The second step is aimed at retrieving the DR consensus of each cluster. The difficulty resides especially in the identification of boundaries, which is very important to extract the correct spacers and compare DRs. In fact, the consensus DR is selected as the maximal repeat which occurs the most in the whole underlying genome sequence with respect to the forward and the reverse complement directions (since two CRISPRs having the same DR consensus may be in opposite directions). Thus, ambiguity in the choice of a DR will be eliminated in the case of presence of similar DRs in other CRISPRs of the related genomic sequence. However, if occurrence numbers are equal, more than a single DR consensus candidate are kept and later compared. Given a candidate consensus DR, the pattern search program fuzznuc of the EMBOSS package (28 (link)) is applied to get DRs’ positions in the related cluster. As the first or the last DR in a CRISPR may be diverged/truncated, a mismatch of one-third of the DR length is allowed between the flanking DRs and the candidate consensus DR, whereas smaller nucleotide differences are allowed between the other DRs to take into account possible single mutations. In case of multiple DR candidates, a score is computed and the best one (minimum) is picked. This score favours candidates which are encountered more frequently, rather than consensus DR showing less internal mismatches.
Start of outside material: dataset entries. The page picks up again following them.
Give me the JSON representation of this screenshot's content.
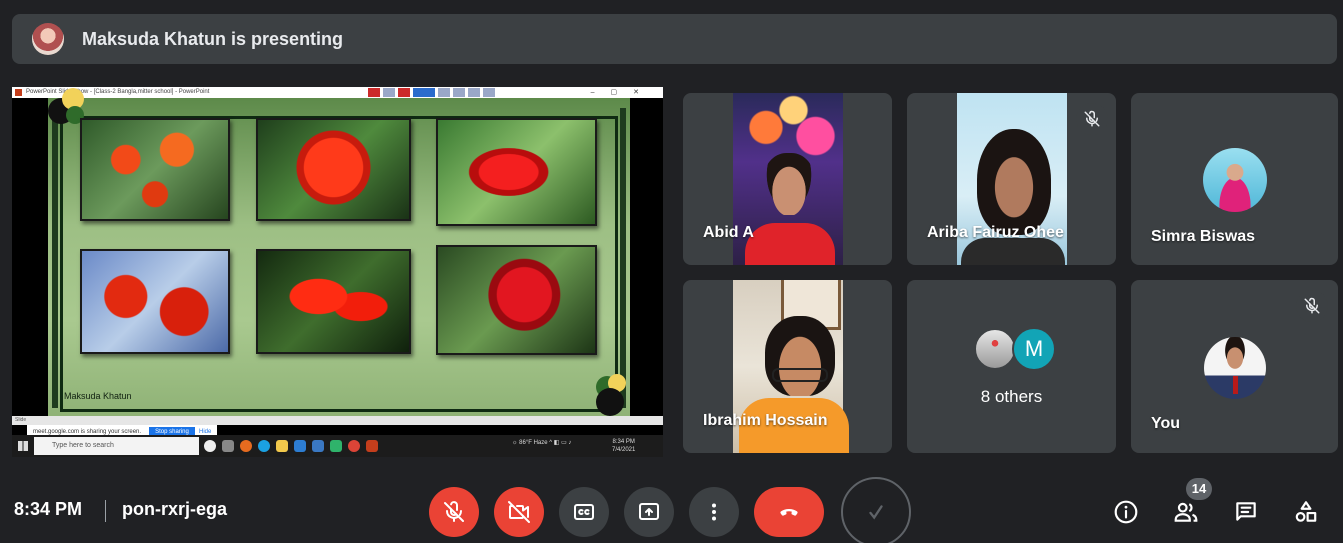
{
  "banner": {
    "text": "Maksuda Khatun is presenting"
  },
  "screen": {
    "window_title": "PowerPoint Slide Show - [Class-2 Bangla,mitter school] - PowerPoint",
    "slide_author": "Maksuda Khatun",
    "share_notice": "meet.google.com is sharing your screen.",
    "stop_label": "Stop sharing",
    "hide_label": "Hide",
    "status_text": "Slide",
    "search_placeholder": "Type here to search",
    "weather": "86°F  Haze",
    "clock_time": "8:34 PM",
    "clock_date": "7/4/2021"
  },
  "participants": [
    {
      "name": "Abid A",
      "muted": false
    },
    {
      "name": "Ariba Fairuz Ohee",
      "muted": true
    },
    {
      "name": "Simra Biswas",
      "muted": false
    },
    {
      "name": "Ibrahim Hossain",
      "muted": false
    },
    {
      "name": "You",
      "muted": true
    }
  ],
  "others": {
    "initial": "M",
    "label": "8 others"
  },
  "bottom": {
    "time": "8:34 PM",
    "code": "pon-rxrj-ega",
    "people_count": "14"
  },
  "colors": {
    "background": "#202124",
    "tile": "#3c4043",
    "danger": "#ea4335"
  }
}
Once the DR consensus is determined, the corresponding spacers (Step 3) are extracted according to the DR boundaries determined previously. The spacer length is not allowed to be shorter than 0.6 or longer than 2.5 times the DR length. These sizes are in the range of CRISPRs described in the literature.
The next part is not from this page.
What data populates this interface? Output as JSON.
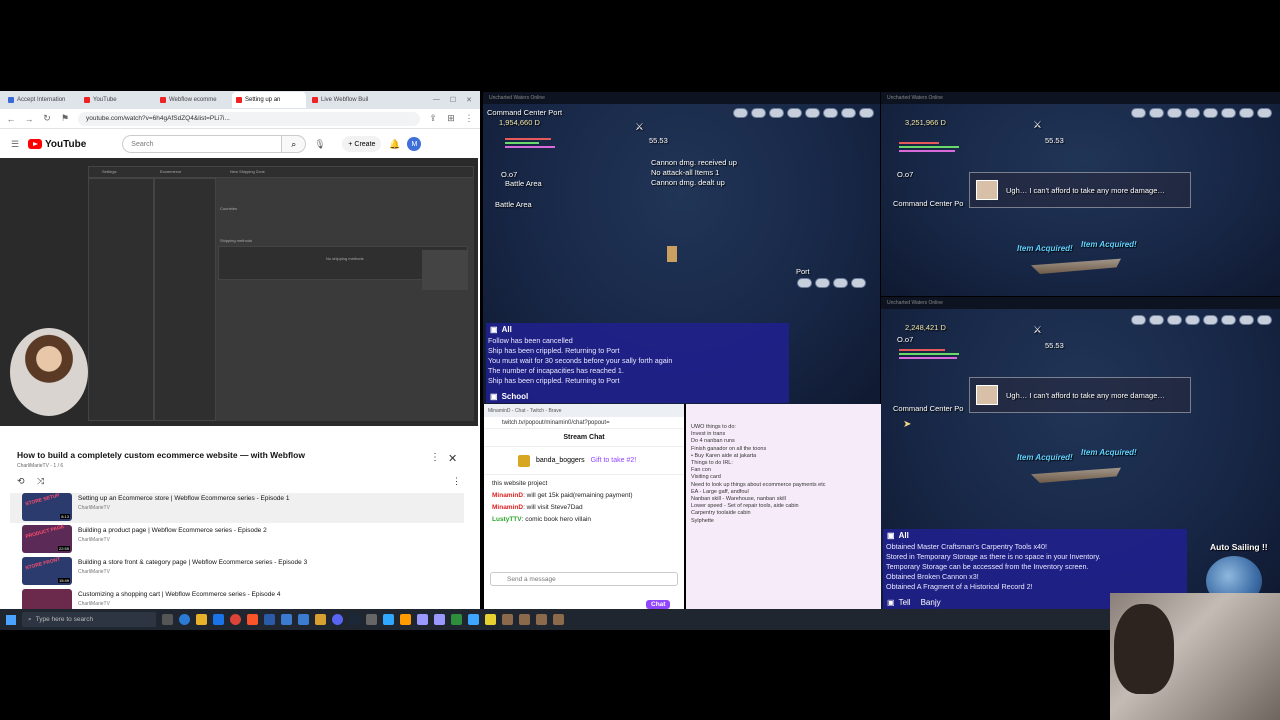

The last step consists in discarding false CRISPRs. Therefore, tandem repeats are eliminated by comparing the consensus DR with the spacer if there is only one spacer, or by comparing spacers between each other. The comparison is done with the CLUSTALW program (29 (link)) and the percentage of identity between spacers is not allowed to exceed 60%. Finally, candidates having at least three motifs and at least two exactly identical DRs are considered as confirmed CRISPRs. The remaining candidates are considered as questionable. These should be critically investigated by, for example, checking for intraspecies size variation of the locus.